In an annual report on school-breakfast outreach, the anti-hunger Food Research and Action Center said West Virginia did the best job in the country in reaching low-income children, and Utah did the worst.
The “School Breakfast Scorecard” compares participation in the breakfast program with the school lunch tally. “Lunch is a good benchmark of the eligible population,” says FRAC. Across the country, for every 100 children served a free or reduced-price lunch, an average of 54.3 low-income children eat school breakfast. West Virginia had the highest ratio, 82 percent, and New Mexico was second highest at 71 percent. FRAC’s goal is a 70-percent ratio. Utah had the lowest ratio, 35 percent, followed by New Hampshire at 39 percent.
FRAC said school-breakfast participation by low-income children increased in 44 states during the 2014-15 school year, an increase of 475,000 children nationwide.
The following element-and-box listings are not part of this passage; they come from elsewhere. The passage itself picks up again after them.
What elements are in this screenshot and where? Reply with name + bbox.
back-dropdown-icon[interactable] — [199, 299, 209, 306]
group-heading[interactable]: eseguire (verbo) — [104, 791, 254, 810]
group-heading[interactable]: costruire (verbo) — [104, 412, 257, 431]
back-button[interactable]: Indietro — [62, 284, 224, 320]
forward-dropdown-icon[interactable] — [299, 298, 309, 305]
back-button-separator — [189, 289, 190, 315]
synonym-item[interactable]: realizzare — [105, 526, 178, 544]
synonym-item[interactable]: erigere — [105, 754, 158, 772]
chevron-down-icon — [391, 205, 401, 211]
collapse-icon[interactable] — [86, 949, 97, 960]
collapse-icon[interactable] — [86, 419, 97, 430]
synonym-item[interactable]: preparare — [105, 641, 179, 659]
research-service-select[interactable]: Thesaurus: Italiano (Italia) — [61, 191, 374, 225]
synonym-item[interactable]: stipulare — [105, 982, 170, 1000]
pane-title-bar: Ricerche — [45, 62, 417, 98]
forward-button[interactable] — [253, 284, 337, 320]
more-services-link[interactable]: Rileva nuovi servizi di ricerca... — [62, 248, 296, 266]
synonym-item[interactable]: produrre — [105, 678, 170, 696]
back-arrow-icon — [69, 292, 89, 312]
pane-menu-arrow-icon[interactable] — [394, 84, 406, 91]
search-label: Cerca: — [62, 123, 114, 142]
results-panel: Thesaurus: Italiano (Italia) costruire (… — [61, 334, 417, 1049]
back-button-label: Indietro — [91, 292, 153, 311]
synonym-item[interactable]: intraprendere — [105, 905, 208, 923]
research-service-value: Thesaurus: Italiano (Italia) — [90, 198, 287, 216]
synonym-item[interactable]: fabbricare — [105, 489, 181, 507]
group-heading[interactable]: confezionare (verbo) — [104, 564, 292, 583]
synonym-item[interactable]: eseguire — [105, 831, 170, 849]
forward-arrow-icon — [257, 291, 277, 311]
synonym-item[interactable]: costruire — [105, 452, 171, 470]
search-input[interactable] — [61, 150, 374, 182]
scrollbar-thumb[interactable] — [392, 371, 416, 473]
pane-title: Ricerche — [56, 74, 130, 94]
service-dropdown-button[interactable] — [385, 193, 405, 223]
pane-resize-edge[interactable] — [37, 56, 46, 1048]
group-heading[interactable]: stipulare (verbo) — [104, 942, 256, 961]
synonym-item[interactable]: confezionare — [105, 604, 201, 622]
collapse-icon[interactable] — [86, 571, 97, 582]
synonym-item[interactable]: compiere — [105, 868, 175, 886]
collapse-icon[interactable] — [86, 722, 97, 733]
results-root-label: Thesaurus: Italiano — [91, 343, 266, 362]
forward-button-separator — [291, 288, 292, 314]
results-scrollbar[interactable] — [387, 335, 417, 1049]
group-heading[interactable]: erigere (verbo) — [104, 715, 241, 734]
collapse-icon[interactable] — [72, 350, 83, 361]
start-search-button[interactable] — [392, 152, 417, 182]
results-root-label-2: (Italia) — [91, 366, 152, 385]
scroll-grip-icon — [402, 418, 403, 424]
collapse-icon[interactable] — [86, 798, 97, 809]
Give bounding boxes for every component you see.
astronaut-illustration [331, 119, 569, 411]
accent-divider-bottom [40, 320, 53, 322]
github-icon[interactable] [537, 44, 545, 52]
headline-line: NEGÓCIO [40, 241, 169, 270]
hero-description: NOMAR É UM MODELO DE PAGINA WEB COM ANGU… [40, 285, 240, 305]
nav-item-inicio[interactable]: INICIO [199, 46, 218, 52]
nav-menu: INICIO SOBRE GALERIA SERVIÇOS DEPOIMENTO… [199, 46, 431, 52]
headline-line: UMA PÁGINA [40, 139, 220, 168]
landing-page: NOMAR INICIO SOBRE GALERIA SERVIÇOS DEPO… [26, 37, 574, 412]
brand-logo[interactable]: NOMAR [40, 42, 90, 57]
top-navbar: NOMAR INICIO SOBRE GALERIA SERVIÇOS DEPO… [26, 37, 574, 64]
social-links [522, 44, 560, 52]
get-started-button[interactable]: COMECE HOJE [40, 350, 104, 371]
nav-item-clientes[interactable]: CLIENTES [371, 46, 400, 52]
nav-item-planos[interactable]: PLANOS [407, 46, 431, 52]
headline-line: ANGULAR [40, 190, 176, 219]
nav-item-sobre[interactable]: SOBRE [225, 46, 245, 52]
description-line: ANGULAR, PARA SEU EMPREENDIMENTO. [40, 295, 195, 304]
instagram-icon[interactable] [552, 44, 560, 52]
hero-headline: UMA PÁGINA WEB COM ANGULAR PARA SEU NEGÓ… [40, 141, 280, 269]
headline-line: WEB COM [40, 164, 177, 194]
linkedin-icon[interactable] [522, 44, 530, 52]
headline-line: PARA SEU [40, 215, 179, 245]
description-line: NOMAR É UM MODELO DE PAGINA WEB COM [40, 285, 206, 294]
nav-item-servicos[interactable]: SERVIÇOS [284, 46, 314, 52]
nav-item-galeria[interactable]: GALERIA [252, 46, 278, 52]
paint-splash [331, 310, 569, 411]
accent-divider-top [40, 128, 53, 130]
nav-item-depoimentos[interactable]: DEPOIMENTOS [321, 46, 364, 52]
In a companion report on successful school-breakfast programs, FRAC said top-performing school districts used approaches such as breakfast in the classroom and free breakfast for all to “overcome common barriers to participation, including financial constraints, inconvenience and social stigma.”
Participants in the school-breakfast program are overwhelmingly from low-income households, according to USDA data — 85 percent during 2014-15, or roughly 12 million of the 14 million children who ate school breakfast on an average school day. Since the 2008-09 recession, school-lunch participation has come increasingly from low-income families. A record 73 percent of lunches were served for free or at reduced price last school year, compared to 59 percent in 2006-07.